Ensuite, parce que la France, « une et indivisible », selon la formule consacrée, n’entend pas distinguer parmi ses citoyens différentes catégories de victimes, séparées entre elles dans la balance des malheurs de guerre par le poids de leurs souffrances respectives. Ainsi, le premier documentaire français spécifiquement consacré aux camps de détention, Nuit et Brouillard, réalisé en 1956 par Alain Resnais, n’évoque ni le sort particulier réservé aux déportés juifs, ni même la distinction entre camp de concentration (Buchenwald) et camp d’extermination (Auschwitz).

Voilà pourquoi, au sortir de la guerre, la France ne commémore par aucune cérémonie spécifique le souvenir du génocide juif, préférant réserver aux déportés politiques (résistants) plutôt qu’aux déportés raciaux (Juifs) les distinctions honorifiques dues aux héros plus encore qu’aux victimes.

B - Un drame spécifique (1961...)

La spécificité du sort réservé aux Juifs pendant la Seconde Guerre mondiale, occultée pendant les décennies 1940 et 1950, est soulignée à la faveur de quatre événements qui surgissent au cours des années 1960 et 1970 :

- En premier lieu, la parution en 1961 du livre de Raul Hilberg, La Destruction des Juifs d’Europe, grâce auquel le monde apprend la volonté secrètement exprimée par les dignitaires du régime nazi réunis à la Conférence de Wannsee en 1942 de procéder à la « Solution finale de la question juive », c’est-à-dire à l’extermination de tous les Juifs vivant en Europe.

- En second lieu, la comparution en Israël, en 1961, après quinze ans de clandestinité en Argentine, du responsable nazi de la mise en œuvre de la Solution finale, Adolf Eichmann, condamné par le tribunal de Jérusalem à la peine de mort par pendaison.

- En troisième lieu, la guerre israélo-arabe des Six-Jours qui en 1967 renforce, dans la diaspora française, le sentiment d’appartenance à la communauté juive, de nouveau menacée d’anéantissement.

- En quatrième lieu, enfin, le développement à partir de 1978 de thèses négationnistes défendues, d’un côté, par un octogénaire exilé en Espagne, Louis Darquier de Pellepoix, commissaire aux « questions juives » du gouvernement de Vichy, pour qui « à Auschwitz, on a gazé que les poux » (L’Express, 23 octobre 1978), et, d’un autre côté, par l’universitaire lyonnais Robert Faurrisson, selon lequel « le prétendu gazage et le prétendu génocide juif ne sont qu’un seul et même mensonge historique », une « escroquerie », dont les principaux bénéficiaires seraient l’Etat d’Israël et les Juifs du monde entier.

Ce sont ces quatre événements qui incitent la communauté juive de France à revendiquer la mémoire du génocide plutôt qu’à en occulter la singularité.
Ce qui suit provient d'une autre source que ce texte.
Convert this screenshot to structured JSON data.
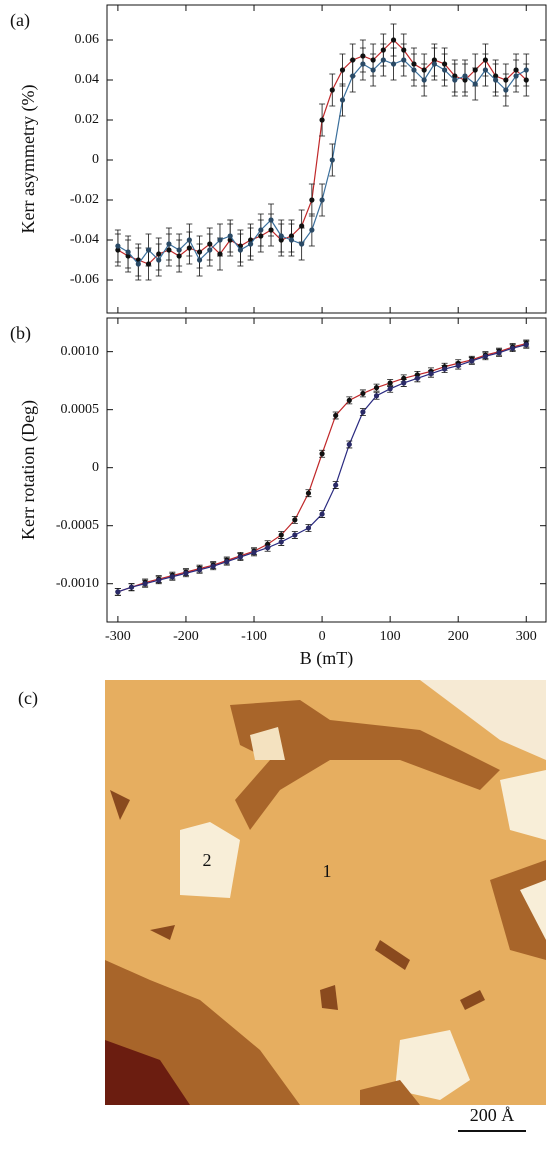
{
  "chart_data": [
    {
      "type": "line",
      "panel_label": "(a)",
      "y_label": "Kerr asymmetry (%)",
      "xlim": [
        -316,
        329
      ],
      "xticks": [
        -300,
        -200,
        -100,
        0,
        100,
        200,
        300
      ],
      "ylim": [
        -0.0765,
        0.0775
      ],
      "yticks": [
        -0.06,
        -0.04,
        -0.02,
        0,
        0.02,
        0.04,
        0.06
      ],
      "x": [
        -300,
        -285,
        -270,
        -255,
        -240,
        -225,
        -210,
        -195,
        -180,
        -165,
        -150,
        -135,
        -120,
        -105,
        -90,
        -75,
        -60,
        -45,
        -30,
        -15,
        0,
        15,
        30,
        45,
        60,
        75,
        90,
        105,
        120,
        135,
        150,
        165,
        180,
        195,
        210,
        225,
        240,
        255,
        270,
        285,
        300
      ],
      "series": [
        {
          "color": "#c0282a",
          "marker_color": "#111111",
          "error": 0.008,
          "values": [
            -0.045,
            -0.048,
            -0.05,
            -0.052,
            -0.047,
            -0.045,
            -0.048,
            -0.044,
            -0.046,
            -0.042,
            -0.047,
            -0.04,
            -0.043,
            -0.04,
            -0.038,
            -0.035,
            -0.04,
            -0.038,
            -0.033,
            -0.02,
            0.02,
            0.035,
            0.045,
            0.05,
            0.052,
            0.05,
            0.055,
            0.06,
            0.055,
            0.048,
            0.045,
            0.05,
            0.048,
            0.042,
            0.04,
            0.045,
            0.05,
            0.042,
            0.04,
            0.045,
            0.04
          ]
        },
        {
          "color": "#3a6f9c",
          "marker_color": "#2a4a66",
          "error": 0.008,
          "values": [
            -0.043,
            -0.046,
            -0.052,
            -0.045,
            -0.05,
            -0.042,
            -0.045,
            -0.04,
            -0.05,
            -0.045,
            -0.04,
            -0.038,
            -0.045,
            -0.042,
            -0.035,
            -0.03,
            -0.038,
            -0.04,
            -0.042,
            -0.035,
            -0.02,
            0.0,
            0.03,
            0.042,
            0.048,
            0.045,
            0.05,
            0.048,
            0.05,
            0.045,
            0.04,
            0.048,
            0.045,
            0.04,
            0.042,
            0.038,
            0.045,
            0.04,
            0.035,
            0.042,
            0.045
          ]
        }
      ]
    },
    {
      "type": "line",
      "panel_label": "(b)",
      "y_label": "Kerr rotation (Deg)",
      "x_label": "B (mT)",
      "xlim": [
        -316,
        329
      ],
      "xticks": [
        -300,
        -200,
        -100,
        0,
        100,
        200,
        300
      ],
      "ylim": [
        -0.00133,
        0.00129
      ],
      "yticks": [
        {
          "value": -0.001,
          "label": "-0.0010"
        },
        -0.0005,
        0,
        0.0005,
        {
          "value": 0.001,
          "label": "0.0010"
        }
      ],
      "x": [
        -300,
        -280,
        -260,
        -240,
        -220,
        -200,
        -180,
        -160,
        -140,
        -120,
        -100,
        -80,
        -60,
        -40,
        -20,
        0,
        20,
        40,
        60,
        80,
        100,
        120,
        140,
        160,
        180,
        200,
        220,
        240,
        260,
        280,
        300
      ],
      "series": [
        {
          "color": "#c0282a",
          "marker_color": "#111111",
          "error": 3e-05,
          "values": [
            -0.00107,
            -0.00103,
            -0.00099,
            -0.00096,
            -0.00093,
            -0.0009,
            -0.00087,
            -0.00084,
            -0.0008,
            -0.00076,
            -0.00072,
            -0.00066,
            -0.00058,
            -0.00045,
            -0.00022,
            0.00012,
            0.00045,
            0.00058,
            0.00064,
            0.00069,
            0.00073,
            0.00077,
            0.0008,
            0.00083,
            0.00087,
            0.0009,
            0.00093,
            0.00097,
            0.001,
            0.00104,
            0.00107
          ]
        },
        {
          "color": "#2a2a80",
          "marker_color": "#2a2a66",
          "error": 3e-05,
          "values": [
            -0.00107,
            -0.00103,
            -0.001,
            -0.00097,
            -0.00094,
            -0.00091,
            -0.00088,
            -0.00085,
            -0.00081,
            -0.00077,
            -0.00073,
            -0.00069,
            -0.00064,
            -0.00058,
            -0.00052,
            -0.0004,
            -0.00015,
            0.0002,
            0.00048,
            0.00062,
            0.00068,
            0.00073,
            0.00077,
            0.00081,
            0.00085,
            0.00088,
            0.00092,
            0.00096,
            0.00099,
            0.00103,
            0.00106
          ]
        }
      ]
    }
  ],
  "image": {
    "panel_label": "(c)",
    "annotations": [
      "1",
      "2"
    ],
    "scale_bar": "200 Å"
  }
}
La diffusion en 1979 du téléfilm américain Holocaust, la sortie en 1985 du film-documentaire français de Claude Lanzmann Shoah, ainsi que la traque à laquelle se livrent désormais des « chasseurs de nazis » comme l’avocat français Serge Klarsfeld pour retrouver la trace d’anciens responsables du génocide, souvent cachés en Amérique du Sud, permettent de souligner la spécificité du sort réservé aux Juifs, non seulement par le IIIe Reich mais aussi par le gouvernement de Vichy.
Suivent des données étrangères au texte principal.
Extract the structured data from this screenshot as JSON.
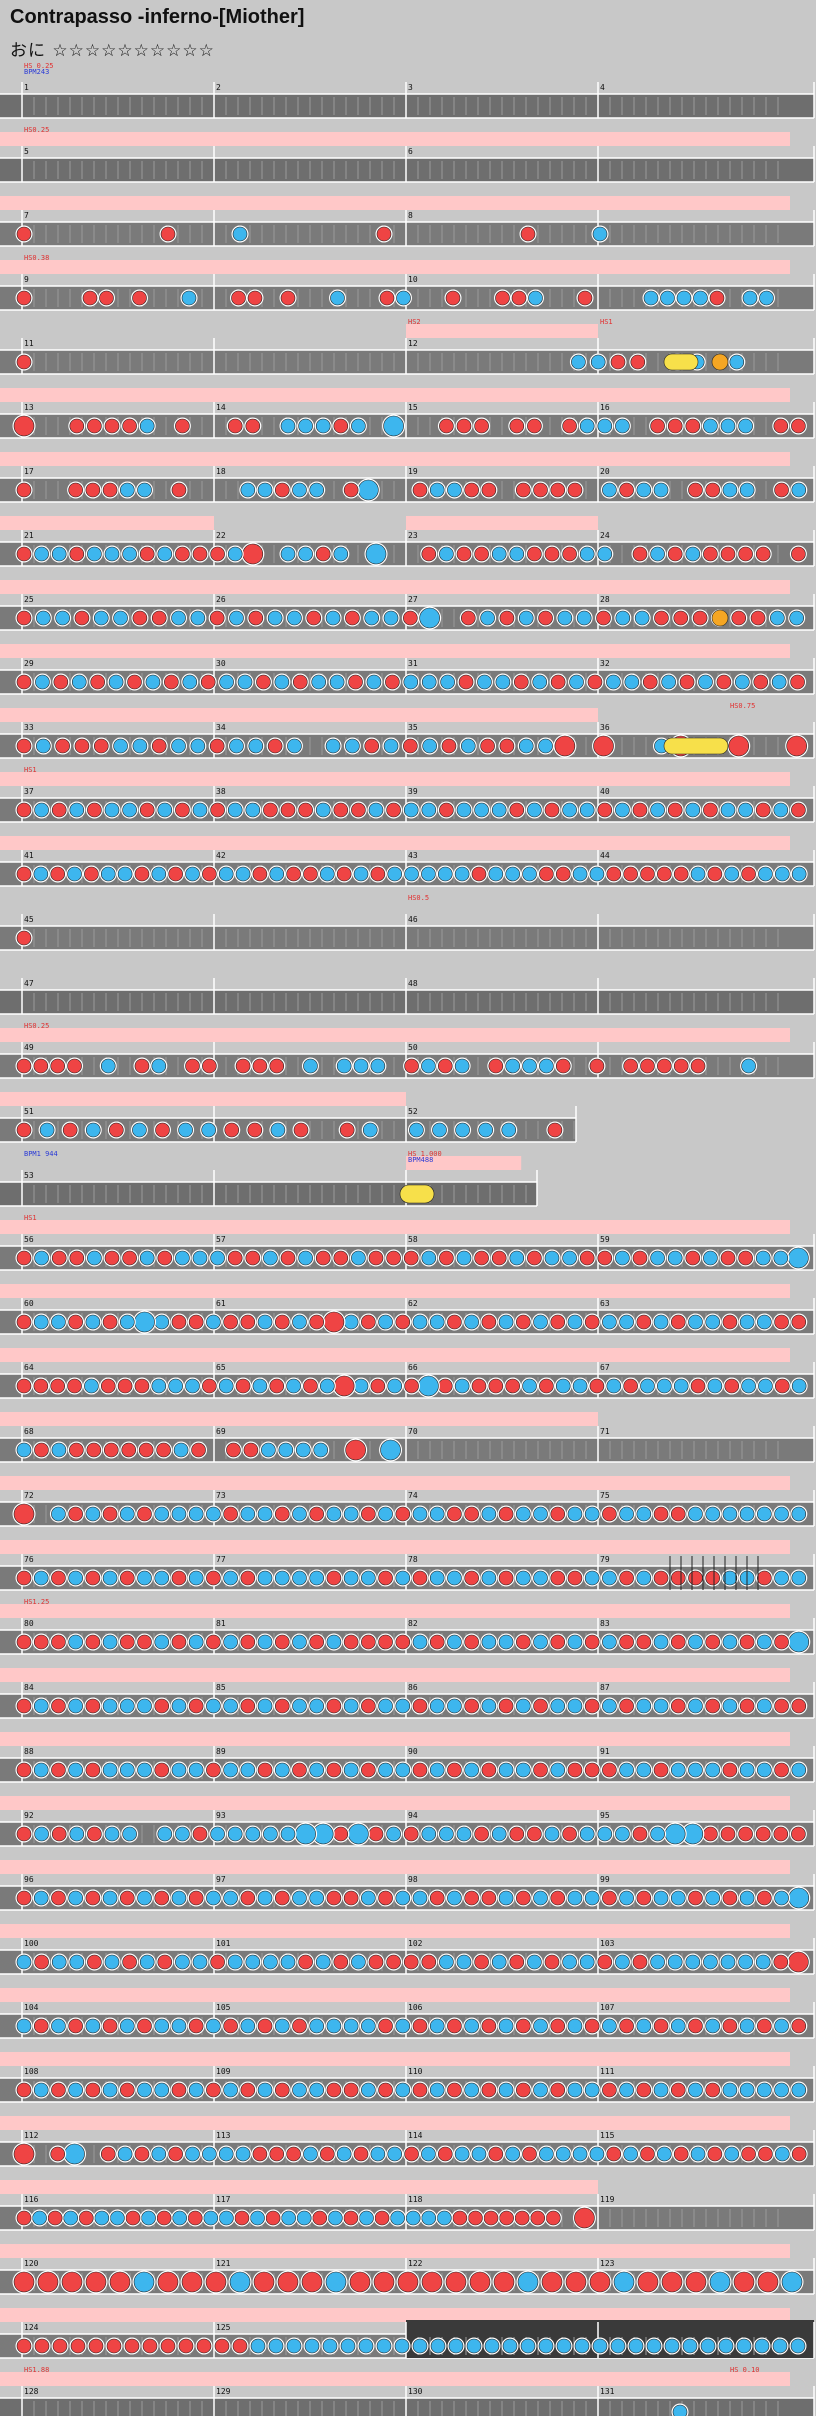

Résultat ? Après des années de silence, la France, soucieuse de rattraper le temps perdu, multiplie, depuis 1990, les lois mémorielles envers la communauté juive. Parmi ces actes de repentance figurent :

- en 1990, l’adoption de la loi Gayssot qui réprime par une sanction pénale toute « négation des crimes contre l’humanité » ;

- en 1993, l’adoption par François Mitterrand d’un décret faisant du 16 juillet la journée nationale commémorative des persécutions antisémites commises sous l’autorité de l’Etat français ;

- en 1994, l’inauguration d’un monument commémoratif (lieu de mémoire) à l’emplacement du Vélodrome d’Hiver, en mémoire des 13.000 victimes de la rafle du Vel d’Hiv des 16 et 17 juillet 1942 ;

- en 1995, la reconnaissance par le président de la République, Jacques Chirac, de la responsabilité de la France dans la mise en œuvre du génocide par les nazis ;

- en 2005, l’inauguration à Paris d’un Mémorial de la Shoah, en souvenir de toutes les victimes juives de l’Etat français ;

- en 2007, enfin, l’hommage national rendu aux Justes de France, qui par leur courage ont contribué à sauver des vies juives menacées.

VOCABULAIRE
Introduction

Collaboration : politique de coopération économique et politique pratiquée par un Etat vaincu avec un Etat occupant.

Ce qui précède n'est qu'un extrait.